There are many examples in bioinorganic chemistry, where metalloenzymes produce different reaction products than analogous biomimetic model complexes despite them having the same transition metal and first-coordination sphere environment. As a result, a lot of research has been devoted to the understanding of the effect of the first- and second coordination sphere of catalytic reaction centers. Thermodynamically, catalysis should follow the Bell-Evans-Polanyi principle, where the product with the largest driving force gives the lowest reaction barrier and consequently highest reaction rate and dominant reaction products. However, there are many examples in the literature, where the dominant products of an enzymatic reaction do not correspond to the reaction process with the largest exothermicity.

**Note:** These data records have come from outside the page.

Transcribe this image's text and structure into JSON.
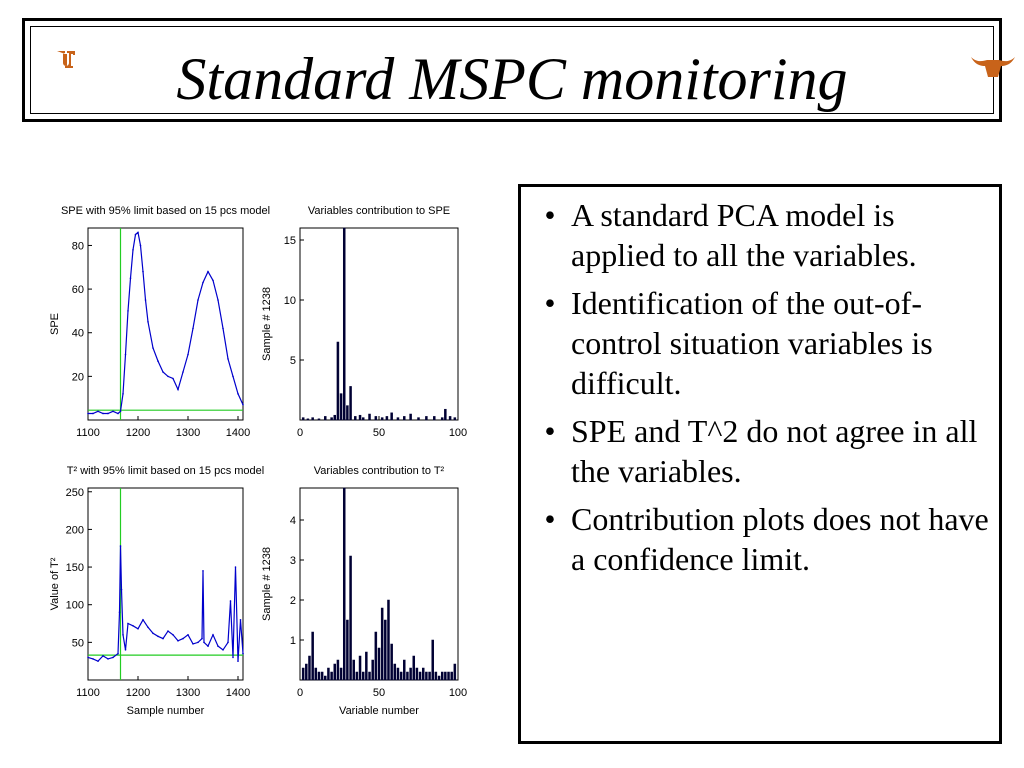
{
  "slide": {
    "title": "Standard MSPC monitoring",
    "bullets": [
      "A standard PCA model is applied to all the variables.",
      "Identification of the out-of-control situation variables is difficult.",
      "SPE and T^2 do not agree in all the variables.",
      "Contribution plots does not have a confidence limit."
    ],
    "bullet_glyph": "•",
    "logos": [
      "ut-logo-icon",
      "longhorn-icon"
    ]
  },
  "colors": {
    "line": "#0000cc",
    "limit": "#22cc22",
    "bar": "#000033",
    "text": "#000000"
  },
  "chart_data": [
    {
      "type": "line",
      "title": "SPE with 95% limit based on 15 pcs model",
      "xlabel": "",
      "ylabel": "SPE",
      "xlim": [
        1100,
        1410
      ],
      "ylim": [
        0,
        88
      ],
      "xticks": [
        1100,
        1200,
        1300,
        1400
      ],
      "yticks": [
        20,
        40,
        60,
        80
      ],
      "limit_y": 4.5,
      "event_x": 1165,
      "x": [
        1100,
        1110,
        1120,
        1130,
        1140,
        1150,
        1160,
        1165,
        1170,
        1175,
        1180,
        1185,
        1190,
        1195,
        1200,
        1205,
        1210,
        1215,
        1220,
        1230,
        1240,
        1250,
        1260,
        1270,
        1280,
        1290,
        1300,
        1310,
        1320,
        1330,
        1340,
        1350,
        1360,
        1370,
        1380,
        1390,
        1400,
        1410
      ],
      "y": [
        3,
        3,
        4,
        3,
        3,
        4,
        3,
        4,
        12,
        30,
        50,
        65,
        78,
        85,
        86,
        80,
        68,
        55,
        45,
        33,
        27,
        22,
        20,
        19,
        14,
        22,
        30,
        42,
        55,
        63,
        68,
        64,
        55,
        42,
        28,
        20,
        12,
        7
      ],
      "grid": false
    },
    {
      "type": "bar",
      "title": "Variables contribution to SPE",
      "xlabel": "",
      "ylabel": "Sample # 1238",
      "xlim": [
        0,
        100
      ],
      "ylim": [
        0,
        16
      ],
      "xticks": [
        0,
        50,
        100
      ],
      "yticks": [
        5,
        10,
        15
      ],
      "x": [
        2,
        5,
        8,
        12,
        16,
        20,
        22,
        24,
        26,
        28,
        30,
        32,
        35,
        38,
        40,
        44,
        48,
        52,
        55,
        58,
        62,
        66,
        70,
        75,
        80,
        85,
        90,
        92,
        95,
        98
      ],
      "values": [
        0.2,
        0.1,
        0.2,
        0.1,
        0.3,
        0.2,
        0.4,
        6.5,
        2.2,
        16.0,
        1.2,
        2.8,
        0.3,
        0.4,
        0.2,
        0.5,
        0.3,
        0.2,
        0.3,
        0.6,
        0.2,
        0.3,
        0.5,
        0.2,
        0.3,
        0.3,
        0.2,
        0.9,
        0.3,
        0.2
      ],
      "grid": false
    },
    {
      "type": "line",
      "title": "T² with 95% limit based on 15 pcs model",
      "xlabel": "Sample number",
      "ylabel": "Value of T²",
      "xlim": [
        1100,
        1410
      ],
      "ylim": [
        0,
        255
      ],
      "xticks": [
        1100,
        1200,
        1300,
        1400
      ],
      "yticks": [
        50,
        100,
        150,
        200,
        250
      ],
      "limit_y": 33,
      "event_x": 1165,
      "x": [
        1100,
        1110,
        1120,
        1130,
        1140,
        1150,
        1160,
        1163,
        1165,
        1167,
        1170,
        1175,
        1180,
        1190,
        1200,
        1210,
        1220,
        1230,
        1240,
        1250,
        1260,
        1270,
        1280,
        1290,
        1300,
        1310,
        1320,
        1328,
        1330,
        1332,
        1340,
        1350,
        1360,
        1370,
        1380,
        1385,
        1390,
        1395,
        1400,
        1405,
        1410
      ],
      "y": [
        30,
        28,
        25,
        32,
        28,
        30,
        35,
        90,
        178,
        120,
        60,
        40,
        75,
        72,
        68,
        80,
        70,
        62,
        58,
        55,
        65,
        60,
        52,
        55,
        60,
        48,
        50,
        55,
        145,
        50,
        45,
        60,
        45,
        40,
        50,
        105,
        30,
        150,
        25,
        80,
        35
      ],
      "grid": false
    },
    {
      "type": "bar",
      "title": "Variables contribution to T²",
      "xlabel": "Variable number",
      "ylabel": "Sample # 1238",
      "xlim": [
        0,
        100
      ],
      "ylim": [
        0,
        4.8
      ],
      "xticks": [
        0,
        50,
        100
      ],
      "yticks": [
        1,
        2,
        3,
        4
      ],
      "x": [
        2,
        4,
        6,
        8,
        10,
        12,
        14,
        16,
        18,
        20,
        22,
        24,
        26,
        28,
        30,
        32,
        34,
        36,
        38,
        40,
        42,
        44,
        46,
        48,
        50,
        52,
        54,
        56,
        58,
        60,
        62,
        64,
        66,
        68,
        70,
        72,
        74,
        76,
        78,
        80,
        82,
        84,
        86,
        88,
        90,
        92,
        94,
        96,
        98
      ],
      "values": [
        0.3,
        0.4,
        0.6,
        1.2,
        0.3,
        0.2,
        0.2,
        0.1,
        0.3,
        0.2,
        0.4,
        0.5,
        0.3,
        4.8,
        1.5,
        3.1,
        0.5,
        0.2,
        0.6,
        0.2,
        0.7,
        0.2,
        0.5,
        1.2,
        0.8,
        1.8,
        1.5,
        2.0,
        0.9,
        0.4,
        0.3,
        0.2,
        0.5,
        0.2,
        0.3,
        0.6,
        0.3,
        0.2,
        0.3,
        0.2,
        0.2,
        1.0,
        0.2,
        0.1,
        0.2,
        0.2,
        0.2,
        0.2,
        0.4
      ],
      "grid": false
    }
  ]
}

In general, catalysis that follows the Bell-Evans-Polanyi principle is designated positive catalysis, whereas when products are obtained from non-Bell-Evans-Polanyi reactivity, it is defined as negative catalysis. In enzymes; however, the first- and second-coordination sphere determines whether positive or negative catalysis happens but many intricate details on how selectivities are reversed are still unknown. In this review paper, we cover recent advances on enzyme understanding where negative catalysis is dominant over positive catalysis. We show that the enzyme can achieve this feat, e.g., through the positioning of substrate and oxidant that then gives the desired product distributions. In particular, often the substrate is positioned such that the desired group of the substrate is placed as close as possible to the oxidant, while unwanted activation channels are blocked by electrostatic perturbations or shielded by protein residues. Furthermore, recent work has shown that reactivity patterns in enzymes can also be influenced by long-range electrostatic interactions like an electric dipole field that can weaken or strengthen chemical bonds through long-range polarization effects. As a result of these electric field effects and long-range electrostatic interactions, enzymes can react through negative catalysis, where a thermodynamically less likely process gives the dominant products. In this review paper, we define and describe positive and negative catalysis in enzymes and compare structure and reactivity with biomimetic and homogeneous catalysts for a number of mononuclear iron-type enzymes including the cytochromes P450 and non-heme iron dioxygenases.